Because Windows ML is an API, regular users will never encounter it. But the API provides the framework for developers to tap the power of your CPU or GPU to anticipate and act upon your needs, in Windows and Windows apps.
The executives at the demo made it clear that the Ink features they were showing off could drastically change, or might never be released at all. Still, the future they showed moves a few steps forward from the way Windows works today.
Case in point: Today, OneNote’s app for Windows 10 is smart enough to translate an inked math problem into a solution that can be solved. But each time you want to perform that action, you have to “lasso” that equation with your pen, signalling to Windows what you want it to do.

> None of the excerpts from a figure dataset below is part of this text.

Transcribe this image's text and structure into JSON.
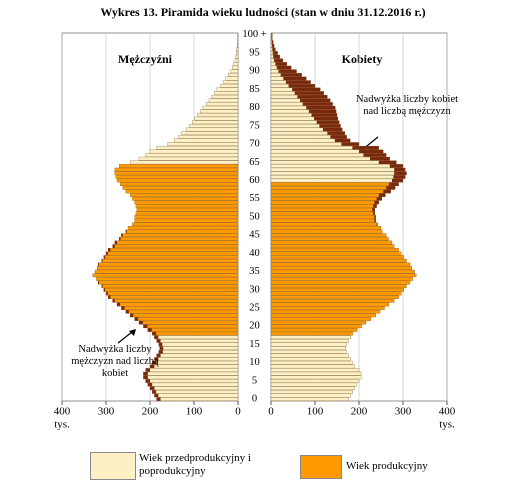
{
  "chart_data": {
    "type": "population_pyramid",
    "title": "Wykres 13. Piramida wieku ludności (stan w dniu 31.12.2016 r.)",
    "categories": [
      "0",
      null,
      null,
      null,
      null,
      "5",
      null,
      null,
      null,
      null,
      "10",
      null,
      null,
      null,
      null,
      "15",
      null,
      null,
      null,
      null,
      "20",
      null,
      null,
      null,
      null,
      "25",
      null,
      null,
      null,
      null,
      "30",
      null,
      null,
      null,
      null,
      "35",
      null,
      null,
      null,
      null,
      "40",
      null,
      null,
      null,
      null,
      "45",
      null,
      null,
      null,
      null,
      "50",
      null,
      null,
      null,
      null,
      "55",
      null,
      null,
      null,
      null,
      "60",
      null,
      null,
      null,
      null,
      "65",
      null,
      null,
      null,
      null,
      "70",
      null,
      null,
      null,
      null,
      "75",
      null,
      null,
      null,
      null,
      "80",
      null,
      null,
      null,
      null,
      "85",
      null,
      null,
      null,
      null,
      "90",
      null,
      null,
      null,
      null,
      "95",
      null,
      null,
      null,
      null,
      "100 +"
    ],
    "series": [
      {
        "name": "Mężczyźni",
        "side": "left",
        "productive_ages": [
          18,
          64
        ],
        "values": [
          185,
          190,
          195,
          200,
          205,
          210,
          215,
          215,
          210,
          200,
          195,
          190,
          185,
          180,
          178,
          180,
          185,
          190,
          195,
          205,
          215,
          225,
          235,
          245,
          255,
          265,
          275,
          285,
          295,
          300,
          305,
          310,
          318,
          322,
          330,
          325,
          320,
          318,
          310,
          305,
          300,
          295,
          285,
          280,
          270,
          265,
          255,
          250,
          240,
          235,
          235,
          232,
          230,
          232,
          235,
          240,
          245,
          255,
          262,
          268,
          275,
          278,
          280,
          280,
          270,
          245,
          225,
          210,
          200,
          185,
          160,
          145,
          135,
          128,
          118,
          110,
          104,
          98,
          92,
          86,
          80,
          72,
          66,
          60,
          54,
          48,
          40,
          34,
          28,
          22,
          17,
          13,
          10,
          7,
          5,
          4,
          3,
          2,
          1.5,
          1,
          1
        ]
      },
      {
        "name": "Kobiety",
        "side": "right",
        "productive_ages": [
          18,
          59
        ],
        "values": [
          176,
          181,
          186,
          190,
          195,
          200,
          205,
          205,
          200,
          190,
          185,
          181,
          176,
          171,
          170,
          172,
          176,
          181,
          186,
          196,
          206,
          216,
          227,
          238,
          248,
          258,
          268,
          280,
          290,
          296,
          302,
          308,
          316,
          322,
          330,
          326,
          320,
          316,
          308,
          302,
          296,
          290,
          280,
          275,
          267,
          262,
          253,
          250,
          242,
          238,
          238,
          236,
          236,
          240,
          245,
          252,
          260,
          272,
          282,
          290,
          300,
          305,
          308,
          305,
          300,
          285,
          270,
          262,
          255,
          245,
          200,
          180,
          172,
          168,
          162,
          158,
          155,
          152,
          150,
          148,
          146,
          140,
          135,
          128,
          120,
          112,
          100,
          90,
          80,
          70,
          58,
          46,
          36,
          27,
          20,
          15,
          10,
          7,
          5,
          3,
          3
        ]
      }
    ],
    "legend": [
      {
        "label": "Wiek przedprodukcyjny i poprodukcyjny",
        "color": "#fdf0c4"
      },
      {
        "label": "Wiek produkcyjny",
        "color": "#ff9900"
      }
    ],
    "surplus_color": "#7a2a0c",
    "xlim": [
      0,
      400
    ],
    "xticks": [
      0,
      100,
      200,
      300,
      400
    ],
    "x_unit": "tys.",
    "grid": true,
    "annotations": [
      "Nadwyżka liczby kobiet nad liczbą mężczyzn",
      "Nadwyżka liczby mężczyzn nad liczbą kobiet"
    ]
  }
}
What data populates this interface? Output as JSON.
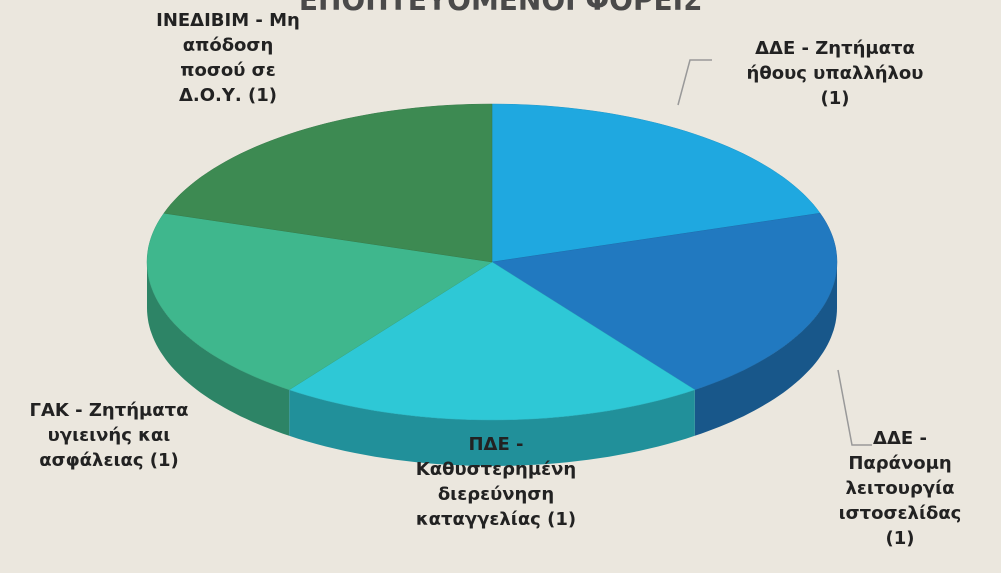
{
  "chart_data": {
    "type": "pie3d",
    "title": "ΕΠΟΠΤΕΥΟΜΕΝΟΙ ΦΟΡΕΙΣ",
    "categories": [
      "ΔΔΕ - Ζητήματα ήθους υπαλλήλου",
      "ΔΔΕ - Παράνομη λειτουργία ιστοσελίδας",
      "ΠΔΕ - Καθυστερημένη διερεύνηση καταγγελίας",
      "ΓΑΚ - Ζητήματα υγιεινής και ασφάλειας ",
      "ΙΝΕΔΙΒΙΜ - Μη απόδοση ποσού σε Δ.Ο.Υ."
    ],
    "values": [
      1,
      1,
      1,
      1,
      1
    ],
    "value_labels": [
      "(1)",
      "(1)",
      "(1)",
      "(1)",
      "(1)"
    ],
    "colors": [
      "#1fa8e0",
      "#2179c0",
      "#2ec8d6",
      "#3fb78d",
      "#3d8a52"
    ]
  }
}
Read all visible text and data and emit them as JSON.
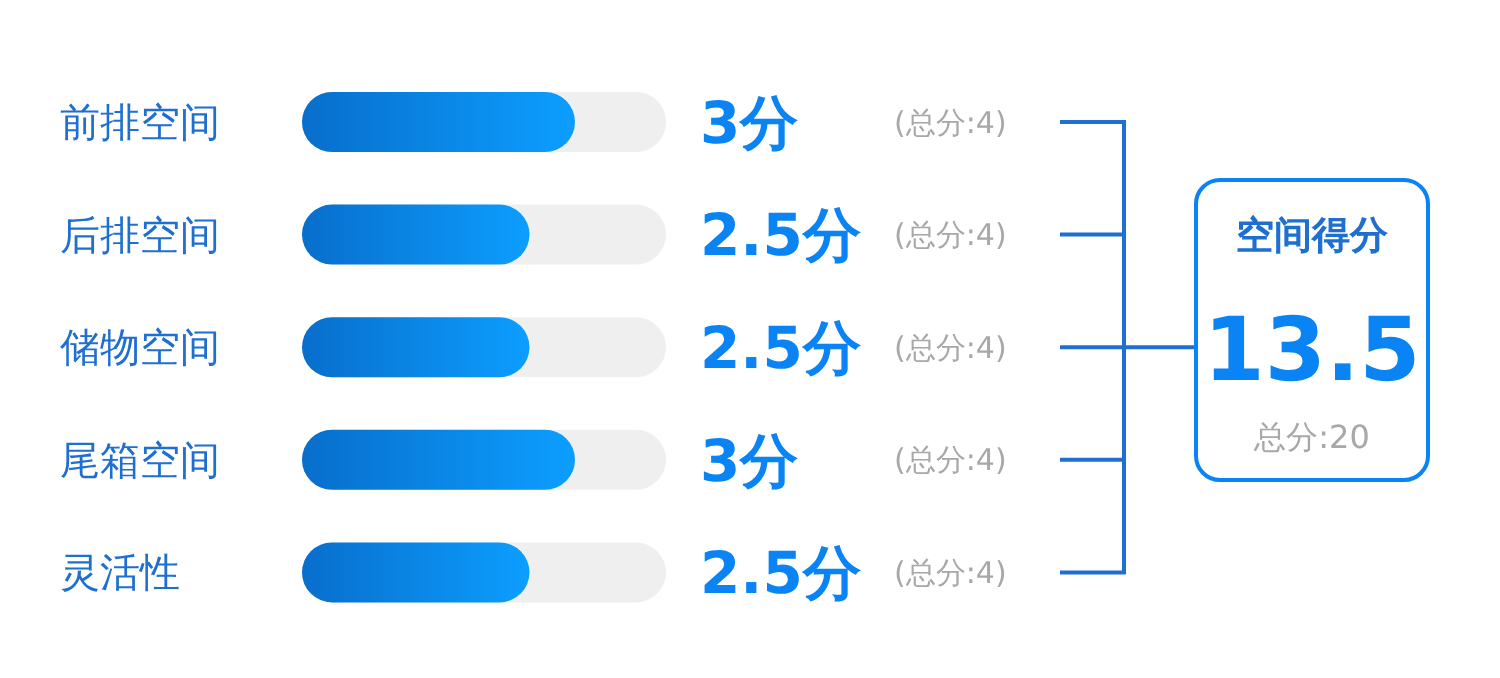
{
  "chart_data": {
    "type": "bar",
    "orientation": "horizontal",
    "categories": [
      "前排空间",
      "后排空间",
      "储物空间",
      "尾箱空间",
      "灵活性"
    ],
    "values": [
      3,
      2.5,
      2.5,
      3,
      2.5
    ],
    "value_labels": [
      "3分",
      "2.5分",
      "2.5分",
      "3分",
      "2.5分"
    ],
    "color": "#0a84f4",
    "xlim": [
      0,
      4
    ],
    "tick_labels": "y",
    "annotations": [
      "(总分:4)",
      "(总分:4)",
      "(总分:4)",
      "(总分:4)",
      "(总分:4)",
      "空间得分",
      "13.5",
      "总分:20"
    ]
  }
}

The Windows Ink teams showed off how Windows ML could address that and other issues with the inking experience. For example, ink could be used to:
- Ink the values you want on a slider bar, rather than making you move the slider back and forth until you find the right value.
- Allow Windows to recognize when users are inking math, a flowchart, or a table.
- Change behavior when ink is used in OneNote, as opposed to Windows’ Sticky Notes or WordPad apps.
- Alter the texture of a paintbrush application by speed.
- Use the recognizer to give Office Lens OCR capabilities.

Windows ML could adjust the depth and texture of an ink brush on the fly.
The Office Lens OCR example shows the potential of the recognizer platform created with Windows ML. Office Lens is a mobile app that’s superb at, say, aligning a photo of a whiteboard for easy reading. But it can’t yet “read” the text that’s been written on it. The ability to “see” the real world has been a Microsoft priority, and machine learning could move that priority forward for Office Lens and more.
As for whether Office Lens would actually gain this capability, Kyle Beck, a program manager at Microsoft said that his team just designs the inking platform—where it ends up isn’t his decision. But, he added, Office Lens would be the “natural fit” for it.

This is how Ink will (or. at least, could) recognize inked equations.